A METHANE gas leak from Peabody Energy’s Metropolitan mine into the nearby Waratah rivulet in New South Wales will reportedly take up to four months to stop but is completely non-toxic.
Metropolitan gas leak non-toxic: Peabody Metropolitan gas leak non-toxic: Peabody Metropolitan gas leak non-toxic: Peabody Metropolitan gas leak non-toxic: Peabody Metropolitan gas leak non-toxic: Peabody

The Metropolitan longwall.

Lou Caruana

The leak in the Waratah rivulet, which lies in the Sydney catchment area and feeds the Woronora dam, follows a controversial decision by the NSW Department of Planning to allow Peabody to expand Metropolitan’s coking coal production by 1 million tonnes per annum.

"During a recent inspection, in accordance with Metropolitan Coal’s approved Water Management Plan, gas bubbling was detected in Pool H of the Waratah rivulet," Peabody spokesperson Jennifer Morgans told ILN.

"Metropolitan Coal has recovered gas samples and analysed the full gas spectrum and confirm that the gas contains methane and carbon dioxide. There is no impact to water quality.

"The Metropolitan Coal Environmental Approval notes that intermittent gas releases may occur. These are approved in this section of the rivulet. The Water Management Plan requires that in the event of gas bubbles appearing, weekly inspections will be initiated to record the nature and extent of gas and that appropriate government and community associations be advised.

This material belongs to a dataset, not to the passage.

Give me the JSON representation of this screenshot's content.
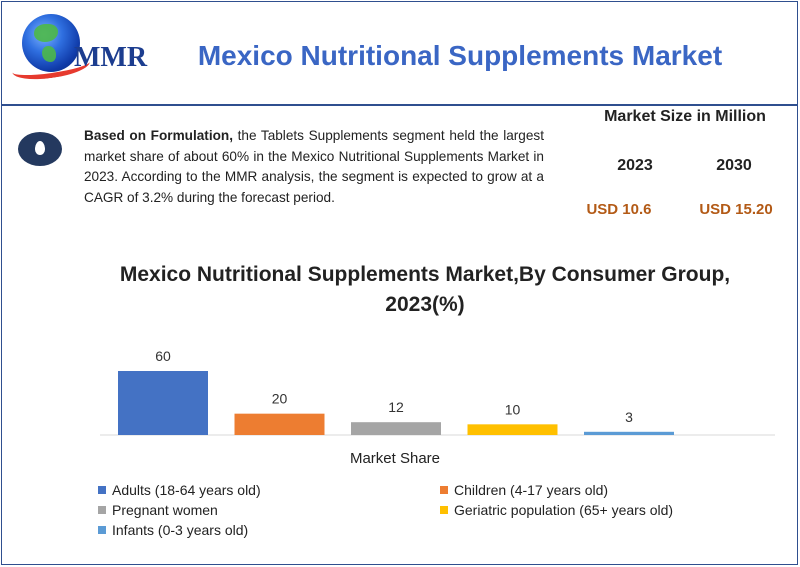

"Metropolitan continues to fulfill these obligations and conduct weekly inspections."

The Sydney Catchment Authority (SCA)requested that Metropolitan Coal provide inspection data following the SCA’s site inspection.

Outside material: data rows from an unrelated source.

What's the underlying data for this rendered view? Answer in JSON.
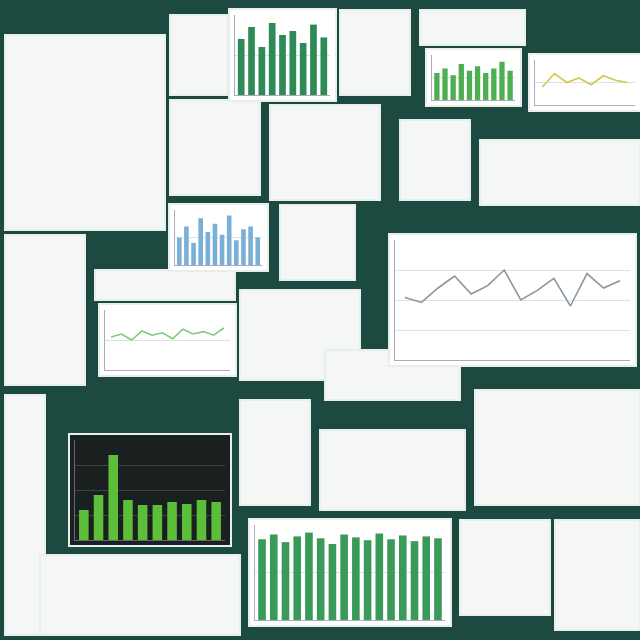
{
  "chart_data": [
    {
      "type": "line",
      "color": "#8a96a0",
      "categories": [
        null,
        null,
        null,
        null,
        null,
        null,
        null,
        null,
        null,
        null,
        null,
        null,
        null,
        null
      ],
      "values": [
        52,
        48,
        60,
        70,
        55,
        62,
        75,
        50,
        58,
        68,
        45,
        72,
        60,
        66
      ],
      "ylim": [
        0,
        100
      ],
      "yticks": [
        0,
        25,
        50,
        75,
        100
      ],
      "grid": true,
      "tick_labels": false
    },
    {
      "type": "bar",
      "color": "#5cbf3a",
      "categories": [
        null,
        null,
        null,
        null,
        null,
        null,
        null,
        null,
        null,
        null
      ],
      "values": [
        30,
        45,
        85,
        40,
        35,
        35,
        38,
        36,
        40,
        38
      ],
      "ylim": [
        0,
        100
      ],
      "yticks": [
        0,
        25,
        50,
        75,
        100
      ],
      "grid": true,
      "tick_labels": false
    },
    {
      "type": "bar",
      "color": "#3a9a5a",
      "categories": [
        null,
        null,
        null,
        null,
        null,
        null,
        null,
        null,
        null,
        null,
        null,
        null,
        null,
        null,
        null,
        null
      ],
      "values": [
        85,
        90,
        82,
        88,
        92,
        86,
        80,
        90,
        87,
        84,
        91,
        85,
        89,
        83,
        88,
        86
      ],
      "ylim": [
        0,
        100
      ],
      "yticks": [
        0,
        50,
        100
      ],
      "grid": true,
      "tick_labels": false
    },
    {
      "type": "line",
      "color": "#7fc97f",
      "categories": [
        null,
        null,
        null,
        null,
        null,
        null,
        null,
        null,
        null,
        null,
        null,
        null
      ],
      "values": [
        55,
        60,
        50,
        65,
        58,
        62,
        52,
        68,
        60,
        64,
        58,
        70
      ],
      "ylim": [
        0,
        100
      ],
      "yticks": [
        0,
        50,
        100
      ],
      "grid": true,
      "tick_labels": false
    },
    {
      "type": "bar",
      "color": "#4caf50",
      "categories": [
        null,
        null,
        null,
        null,
        null,
        null,
        null,
        null,
        null,
        null
      ],
      "values": [
        60,
        70,
        55,
        80,
        65,
        75,
        60,
        70,
        85,
        65
      ],
      "ylim": [
        0,
        100
      ],
      "yticks": [
        0,
        50,
        100
      ],
      "grid": true,
      "tick_labels": false
    },
    {
      "type": "line",
      "color": "#d4c84a",
      "categories": [
        null,
        null,
        null,
        null,
        null,
        null,
        null,
        null
      ],
      "values": [
        40,
        70,
        50,
        60,
        45,
        65,
        55,
        50
      ],
      "ylim": [
        0,
        100
      ],
      "yticks": [
        0,
        50,
        100
      ],
      "grid": true,
      "tick_labels": false
    },
    {
      "type": "bar",
      "color": "#7ab0d8",
      "categories": [
        null,
        null,
        null,
        null,
        null,
        null,
        null,
        null,
        null,
        null,
        null,
        null
      ],
      "values": [
        50,
        70,
        40,
        85,
        60,
        75,
        55,
        90,
        45,
        65,
        70,
        50
      ],
      "ylim": [
        0,
        100
      ],
      "yticks": [
        0,
        50,
        100
      ],
      "grid": true,
      "tick_labels": false
    },
    {
      "type": "bar",
      "color": "#2e8b57",
      "categories": [
        null,
        null,
        null,
        null,
        null,
        null,
        null,
        null,
        null
      ],
      "values": [
        70,
        85,
        60,
        90,
        75,
        80,
        65,
        88,
        72
      ],
      "ylim": [
        0,
        100
      ],
      "yticks": [
        0,
        50,
        100
      ],
      "grid": true,
      "tick_labels": false
    }
  ]
}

"Metropolitan has complied with this request and will continue working with the SCA," Morgans said.

Deputy director-general of the NSW Department of Planning Richard Pearson recently defended the $70 million expansion of the Metropolitan longwall, which is located 1.5 kilometres from the reservoir, saying it had been rigorously examined before being approved.

“The merits of the proposed expansion of the Metropolitan mine were closely examined by the Department of Planning and the Planning Assessment Commission, which included specially appointed independent experts, before approval was given in 2009,” he said.

“Both the department and the PAC found the risk of the mine causing water loss from the dam was ‘very low’. Nevertheless, strict conditions were imposed on the company to ensure any water loss from the dam or its catchment due to mining would be ‘negligible’.”

The approval included a barrier to protect the Waratah rivulet, meaning 8.6Mt of coal with an estimated market value of $1-2 billion will not be mined.